Pragmatic Value and Complex Sentences
Robert van Rooij, Institute for Logic, Language and Computation, University of Amsterdam, Netherlands

We investigate to what extent it is possible to determine a reasonable default pragmatic value of complex sentences in a compositional manner, and - when combined with a Boolean semantics - to see under which conditions it gives rise to reasonable predictions. We discuss  several notions of pragmatic value, or relevance, and compare their behavior over complex sentences. Although the goal-oriented notions of relevance give rise to the same ordering relations between propositions, the conditions under which they behave 'compositionally' vary significantly.


Pragmatic Information and Gaian Development - First Thoughts
Edward D. Weinberger, New York, USA

The scientific community believes in the theory of evolution with a passion that rivals that of any religious belief. This passion extends beyond the irrefutable evidence of the fossil record to the familiar claims of 'survival of the fittest' and random mutation. Yet the theory of natural selection has, to the knowledge of the present author, never been tested against the alternative hypothesis that evolution is, in fact, the ongoing development of a single, world-spanning super-organism. Just what kind of evidence would settle this question is not clear, so this paper is intended to begin the discussion. It does so by suggesting how a new,  quantitative theory of 'pragmatic information' could analyze the widespread temporal and inter-species connections that a developmental view of evolution would imply.

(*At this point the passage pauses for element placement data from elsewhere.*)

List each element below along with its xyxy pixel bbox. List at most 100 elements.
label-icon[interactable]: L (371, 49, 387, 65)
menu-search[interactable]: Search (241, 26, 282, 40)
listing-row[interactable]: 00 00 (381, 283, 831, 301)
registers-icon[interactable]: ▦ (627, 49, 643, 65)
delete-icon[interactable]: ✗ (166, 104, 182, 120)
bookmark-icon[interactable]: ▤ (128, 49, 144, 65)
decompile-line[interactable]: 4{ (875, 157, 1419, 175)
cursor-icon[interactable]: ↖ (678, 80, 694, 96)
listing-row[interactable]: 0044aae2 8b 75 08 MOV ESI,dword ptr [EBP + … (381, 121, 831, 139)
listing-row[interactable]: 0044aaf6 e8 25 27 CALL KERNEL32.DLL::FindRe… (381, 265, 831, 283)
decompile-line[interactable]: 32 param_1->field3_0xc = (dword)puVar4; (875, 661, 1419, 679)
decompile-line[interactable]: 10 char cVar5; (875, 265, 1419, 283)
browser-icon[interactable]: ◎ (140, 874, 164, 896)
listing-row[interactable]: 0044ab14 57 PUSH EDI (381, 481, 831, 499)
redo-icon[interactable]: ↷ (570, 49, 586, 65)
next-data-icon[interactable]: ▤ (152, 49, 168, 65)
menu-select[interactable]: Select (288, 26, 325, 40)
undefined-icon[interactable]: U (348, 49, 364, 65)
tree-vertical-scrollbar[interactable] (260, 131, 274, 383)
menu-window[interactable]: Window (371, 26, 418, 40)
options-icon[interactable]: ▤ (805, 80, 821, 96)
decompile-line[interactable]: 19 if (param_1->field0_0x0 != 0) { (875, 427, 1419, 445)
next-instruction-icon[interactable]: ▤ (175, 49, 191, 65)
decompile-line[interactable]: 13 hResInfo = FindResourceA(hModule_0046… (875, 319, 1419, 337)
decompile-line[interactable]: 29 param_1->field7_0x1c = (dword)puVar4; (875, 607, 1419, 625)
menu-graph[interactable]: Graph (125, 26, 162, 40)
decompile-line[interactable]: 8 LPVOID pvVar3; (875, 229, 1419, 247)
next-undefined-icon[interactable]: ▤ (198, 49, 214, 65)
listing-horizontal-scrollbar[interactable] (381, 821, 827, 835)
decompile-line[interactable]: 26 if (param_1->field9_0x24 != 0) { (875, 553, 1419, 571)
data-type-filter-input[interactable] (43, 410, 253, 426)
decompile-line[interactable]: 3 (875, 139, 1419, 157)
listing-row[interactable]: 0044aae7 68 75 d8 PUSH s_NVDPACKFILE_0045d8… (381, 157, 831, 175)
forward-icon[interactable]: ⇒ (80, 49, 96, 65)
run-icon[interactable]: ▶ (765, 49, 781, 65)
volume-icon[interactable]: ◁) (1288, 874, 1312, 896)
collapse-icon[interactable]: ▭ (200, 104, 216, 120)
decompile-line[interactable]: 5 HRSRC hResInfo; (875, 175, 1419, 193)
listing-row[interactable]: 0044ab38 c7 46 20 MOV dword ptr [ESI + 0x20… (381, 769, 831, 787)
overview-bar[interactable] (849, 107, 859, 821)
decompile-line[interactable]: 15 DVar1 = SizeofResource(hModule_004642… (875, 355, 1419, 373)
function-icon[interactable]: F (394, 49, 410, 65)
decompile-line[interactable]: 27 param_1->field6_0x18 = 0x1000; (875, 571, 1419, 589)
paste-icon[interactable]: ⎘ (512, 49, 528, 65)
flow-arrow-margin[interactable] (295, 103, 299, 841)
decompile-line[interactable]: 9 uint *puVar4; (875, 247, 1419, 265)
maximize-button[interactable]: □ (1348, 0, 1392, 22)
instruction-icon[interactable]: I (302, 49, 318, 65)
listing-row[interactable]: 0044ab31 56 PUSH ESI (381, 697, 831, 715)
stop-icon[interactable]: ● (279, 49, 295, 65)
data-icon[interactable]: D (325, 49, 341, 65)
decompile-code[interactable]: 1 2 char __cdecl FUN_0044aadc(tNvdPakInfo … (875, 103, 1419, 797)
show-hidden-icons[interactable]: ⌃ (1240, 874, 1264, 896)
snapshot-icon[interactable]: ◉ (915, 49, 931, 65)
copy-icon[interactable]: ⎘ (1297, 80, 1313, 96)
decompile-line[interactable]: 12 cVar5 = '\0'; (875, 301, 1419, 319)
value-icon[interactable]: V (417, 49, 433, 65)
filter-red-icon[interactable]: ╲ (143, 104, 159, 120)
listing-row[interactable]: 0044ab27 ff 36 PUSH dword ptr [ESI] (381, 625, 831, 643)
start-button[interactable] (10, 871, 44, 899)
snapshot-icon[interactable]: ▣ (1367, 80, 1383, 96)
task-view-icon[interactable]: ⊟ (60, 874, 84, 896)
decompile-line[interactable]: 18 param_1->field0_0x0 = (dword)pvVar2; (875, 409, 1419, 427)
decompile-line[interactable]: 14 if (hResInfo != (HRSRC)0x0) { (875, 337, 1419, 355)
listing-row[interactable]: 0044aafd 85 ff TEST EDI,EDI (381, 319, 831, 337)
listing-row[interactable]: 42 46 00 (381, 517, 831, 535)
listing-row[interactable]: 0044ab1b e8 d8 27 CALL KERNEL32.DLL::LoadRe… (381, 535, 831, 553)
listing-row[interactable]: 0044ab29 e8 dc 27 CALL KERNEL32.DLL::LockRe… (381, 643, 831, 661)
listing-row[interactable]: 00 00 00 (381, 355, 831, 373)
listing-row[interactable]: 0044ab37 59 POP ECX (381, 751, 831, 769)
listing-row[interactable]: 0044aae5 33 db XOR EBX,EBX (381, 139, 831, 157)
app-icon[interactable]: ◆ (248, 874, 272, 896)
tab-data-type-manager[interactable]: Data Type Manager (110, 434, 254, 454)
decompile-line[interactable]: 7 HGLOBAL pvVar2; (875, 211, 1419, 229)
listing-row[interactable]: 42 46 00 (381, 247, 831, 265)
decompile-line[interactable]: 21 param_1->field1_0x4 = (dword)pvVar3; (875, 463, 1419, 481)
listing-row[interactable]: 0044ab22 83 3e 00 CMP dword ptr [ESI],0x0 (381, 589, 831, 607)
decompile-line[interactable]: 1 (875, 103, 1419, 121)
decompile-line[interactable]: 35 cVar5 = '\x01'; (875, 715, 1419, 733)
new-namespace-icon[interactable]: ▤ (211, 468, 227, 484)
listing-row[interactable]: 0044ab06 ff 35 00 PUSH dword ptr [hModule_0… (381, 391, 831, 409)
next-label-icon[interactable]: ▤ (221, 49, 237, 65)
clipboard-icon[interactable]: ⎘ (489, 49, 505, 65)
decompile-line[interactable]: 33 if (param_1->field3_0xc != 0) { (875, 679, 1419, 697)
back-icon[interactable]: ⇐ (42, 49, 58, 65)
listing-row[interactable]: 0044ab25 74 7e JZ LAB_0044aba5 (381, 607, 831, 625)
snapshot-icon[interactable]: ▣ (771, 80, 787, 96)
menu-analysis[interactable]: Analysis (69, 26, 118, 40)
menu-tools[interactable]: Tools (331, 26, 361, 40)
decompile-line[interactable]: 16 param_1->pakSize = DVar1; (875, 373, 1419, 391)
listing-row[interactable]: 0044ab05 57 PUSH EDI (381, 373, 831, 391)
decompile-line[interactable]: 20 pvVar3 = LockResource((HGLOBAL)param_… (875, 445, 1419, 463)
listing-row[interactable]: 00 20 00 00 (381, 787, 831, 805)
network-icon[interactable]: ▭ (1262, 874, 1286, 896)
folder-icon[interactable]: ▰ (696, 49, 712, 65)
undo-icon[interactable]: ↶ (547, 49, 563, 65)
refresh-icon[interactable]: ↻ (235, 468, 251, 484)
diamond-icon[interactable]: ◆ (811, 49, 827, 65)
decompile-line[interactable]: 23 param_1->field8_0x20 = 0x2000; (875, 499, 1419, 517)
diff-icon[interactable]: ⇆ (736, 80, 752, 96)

Information, Evolution, and 'Error-Friendliness'
Ernst Ulrich von Weizsäcker, School of Environmental Science and Management, University of California, Santa Barbara, USA
Christine von Weizsäcker, ECOROPA, Bonn, Germany

Information can be conceived as being composed of two complementary components: novelty and confirmation. Whenever either of the two is zero, information is zero. Genetic information, too, requires both novelty and confirmation. Evolution can be seen as the history of diversification. Selection alone reduces diversity. Recessivity appears to serve as a mechanism to protect diversity against selection. So does the geographical and behavioral 'separation' of species. Both recessivity and separation can be seen as 'error-friendly', a broader concept that is supportive of diversity, learning and further evolution. This concept should also be obeyed in technological applications.